THE POWER OF SAYING NO – MONIKA KLOECKNER
How many times have you been annoyed about yourself when you said YES to working overtime? Too many times I reckon. But what can you do to change the YES into a NO without feeling guilty?
The following article will give you some top tips to turn around the YES into a NO without a negative feeling.
There are five situations in life when you have to say no without feeling guilty at all. These are the following:
1) when you are sick or feel sick,
2) when you are stressed or overwhelmed,
3) when you have taken on too many tasks already,
4) when you have a doctor’s appointment booked and have to leave on time.
5) any other commitment that cannot be changed.
So, what happens when you feel obligated to say YES to every request to work longer or to do a task you really don’t want to do?
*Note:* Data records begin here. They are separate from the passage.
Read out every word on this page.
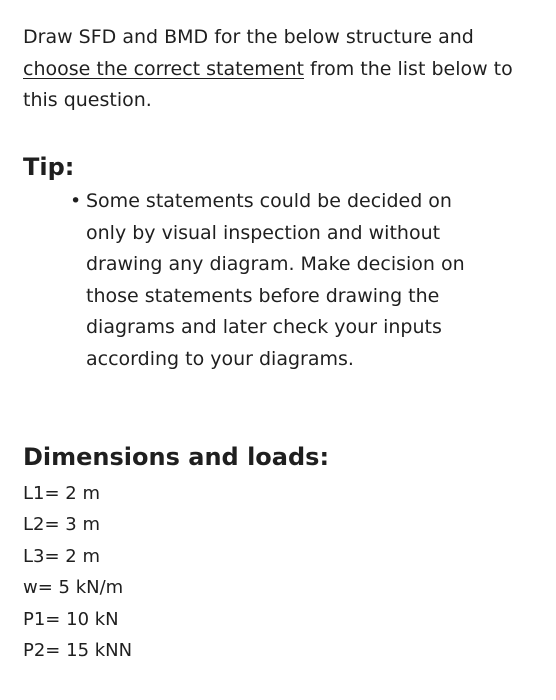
Draw SFD and BMD for the below structure and choose the correct statement from the list below to this question.
Tip:
• Some statements could be decided on only by visual inspection and without drawing any diagram. Make decision on those statements before drawing the diagrams and later check your inputs according to your diagrams.
Dimensions and loads:
L1= 2 m
L2= 3 m
L3= 2 m
w= 5 kN/m
P1= 10 kN
P2= 15 kNN
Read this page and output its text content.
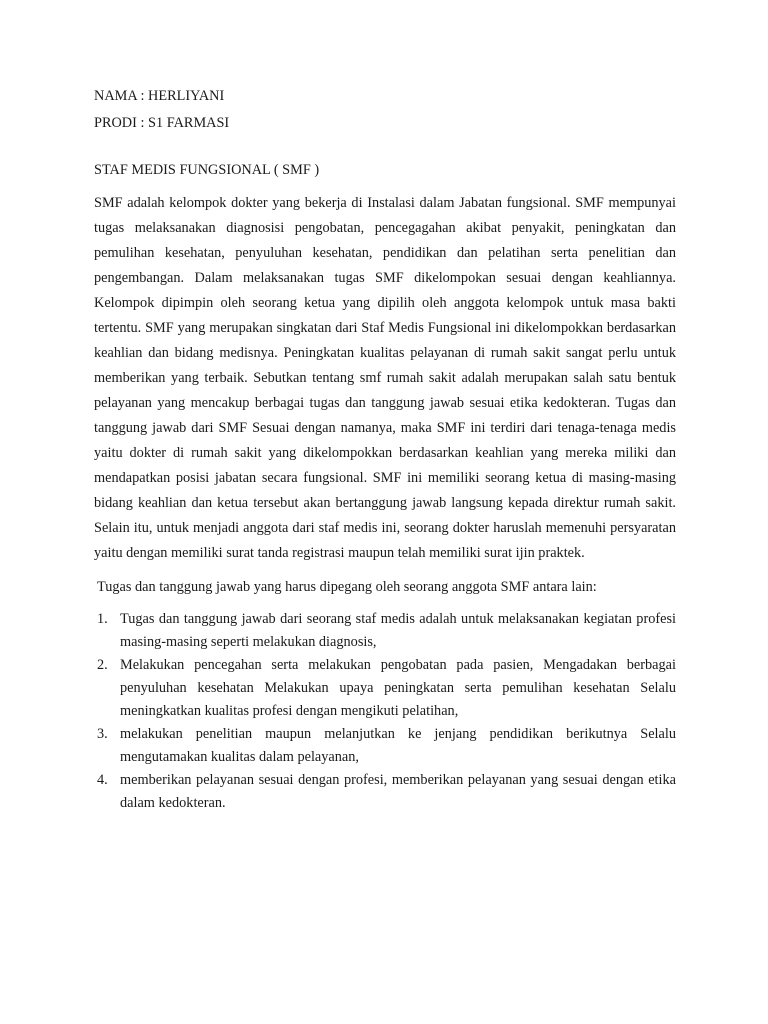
NAMA : HERLIYANI

PRODI : S1 FARMASI

STAF MEDIS FUNGSIONAL ( SMF )

SMF adalah kelompok dokter yang bekerja di Instalasi dalam Jabatan fungsional. SMF mempunyai tugas melaksanakan diagnosisi pengobatan, pencegagahan akibat penyakit, peningkatan dan pemulihan kesehatan, penyuluhan kesehatan, pendidikan dan pelatihan serta penelitian dan pengembangan. Dalam melaksanakan tugas SMF dikelompokan sesuai dengan keahliannya. Kelompok dipimpin oleh seorang ketua yang dipilih oleh anggota kelompok untuk masa bakti tertentu. SMF yang merupakan singkatan dari Staf Medis Fungsional ini dikelompokkan berdasarkan keahlian dan bidang medisnya. Peningkatan kualitas pelayanan di rumah sakit sangat perlu untuk memberikan yang terbaik. Sebutkan tentang smf rumah sakit adalah merupakan salah satu bentuk pelayanan yang mencakup berbagai tugas dan tanggung jawab sesuai etika kedokteran. Tugas dan tanggung jawab dari SMF Sesuai dengan namanya, maka SMF ini terdiri dari tenaga-tenaga medis yaitu dokter di rumah sakit yang dikelompokkan berdasarkan keahlian yang mereka miliki dan mendapatkan posisi jabatan secara fungsional. SMF ini memiliki seorang ketua di masing-masing bidang keahlian dan ketua tersebut akan bertanggung jawab langsung kepada direktur rumah sakit. Selain itu, untuk menjadi anggota dari staf medis ini, seorang dokter haruslah memenuhi persyaratan yaitu dengan memiliki surat tanda registrasi maupun telah memiliki surat ijin praktek.

Tugas dan tanggung jawab yang harus dipegang oleh seorang anggota SMF antara lain:

1. Tugas dan tanggung jawab dari seorang staf medis adalah untuk melaksanakan kegiatan profesi masing-masing seperti melakukan diagnosis,
2. Melakukan pencegahan serta melakukan pengobatan pada pasien, Mengadakan berbagai penyuluhan kesehatan Melakukan upaya peningkatan serta pemulihan kesehatan Selalu meningkatkan kualitas profesi dengan mengikuti pelatihan,
3. melakukan penelitian maupun melanjutkan ke jenjang pendidikan berikutnya Selalu mengutamakan kualitas dalam pelayanan,
4. memberikan pelayanan sesuai dengan profesi, memberikan pelayanan yang sesuai dengan etika dalam kedokteran.
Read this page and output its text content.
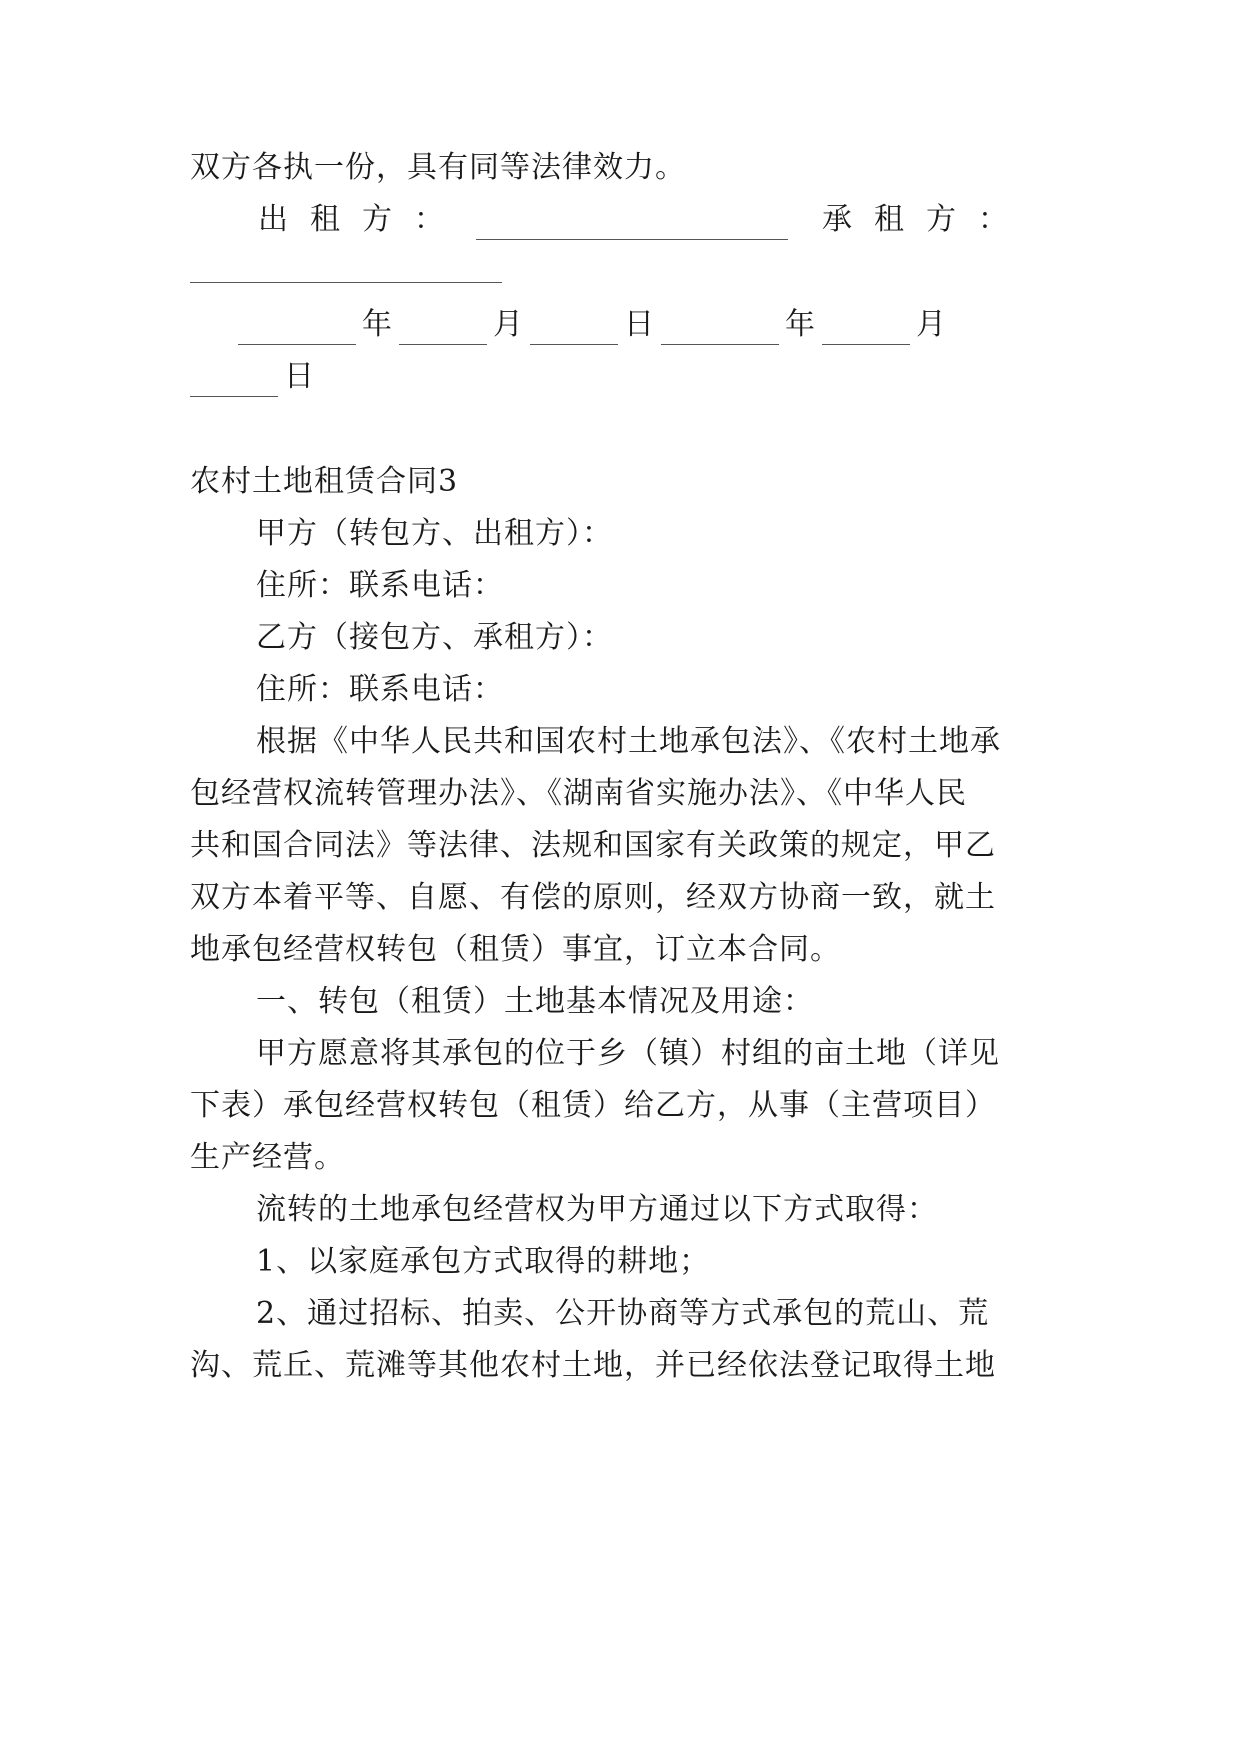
双方各执一份，具有同等法律效力。
出租方：	承租方：
年	月	日	年	月
日
农村土地租赁合同3
甲方（转包方、出租方）：
住所：联系电话：
乙方（接包方、承租方）：
住所：联系电话：
根据《中华人民共和国农村土地承包法》、《农村土地承
包经营权流转管理办法》、《湖南省实施办法》、《中华人民
共和国合同法》等法律、法规和国家有关政策的规定，甲乙
双方本着平等、自愿、有偿的原则，经双方协商一致，就土
地承包经营权转包（租赁）事宜，订立本合同。
一、转包（租赁）土地基本情况及用途：
甲方愿意将其承包的位于乡（镇）村组的亩土地（详见
下表）承包经营权转包（租赁）给乙方，从事（主营项目）
生产经营。
流转的土地承包经营权为甲方通过以下方式取得：
1、以家庭承包方式取得的耕地；
2、通过招标、拍卖、公开协商等方式承包的荒山、荒
沟、荒丘、荒滩等其他农村土地，并已经依法登记取得土地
Every time you say YES you get stressed because you really want to say NO.
Every time you say YES you think that if I do not do as instructed people think that I am not a team player. My colleagues will start talking behind my back and I will be seen as a lazy person.
Every time you say YES you give away your power. People know that they can take advantage of you and will ask you again and again to do tasks you really do not want to do.
You end up doing tasks that are actually someone else’s job to do. You will be working twice as much as the other person. The other person probably goes for a coffee and has a relaxing chat with other colleagues.
Every time you say YES you diminish your priorities and your free time. You will have less space in your life left to do the things you love doing.
What can you do to not say YES most of the time?
You can set your priorities straight.
Do you think that is easier said than done? I agree. It takes time to become more confident to make a point that you cannot be treated like to doormat. But it is something that can be practised and is achievable.
Prioritise is when you decide the order in which to deal with a series of items or tasks according to their relative importance.
Having said that, think about the following answers to the questions below.
1) what is the most important thing in my life?
Most people put the highest importance on their home life, family and hobby.
If you are not sure what the most important thing in your life make a list of all the things that are important. Write them on to different index cards, put them into a bowl and draw one card. The note on the index card is the one you make your priority for the week.
Examples are: working in your garden. Maybe you need to de-weed the garden and plant spring shrubs.
You may have a deadline to pay some bills. Pay them.
Another option is to going back to your life ambition and finding out what happens next.
Explore the options when to say NO
To find out when to say NO more often, you need to become clear when you say YES.
Most of us say always yes in the work environment. But every so often I come across people who act the same way in their home environment around their relationships. They do everything what their partner demands them to do. Whenever a friend needs to have a favour the YES person would leave their tasks behind and help out this friend.
What specific areas of life do you need to be saying NO more often?
Ask yourself why do you always say YES and how can you change this situation. It is all about finding the right middle without feeling guilty or feeling too selfish either.
What currently stops me from saying “No”?
At the beginning of each day for a week, ask yourself “What’s the most important thing I could achieve today?” and do it.
What are your beliefs on saying YES? Write them down and change them into the positive.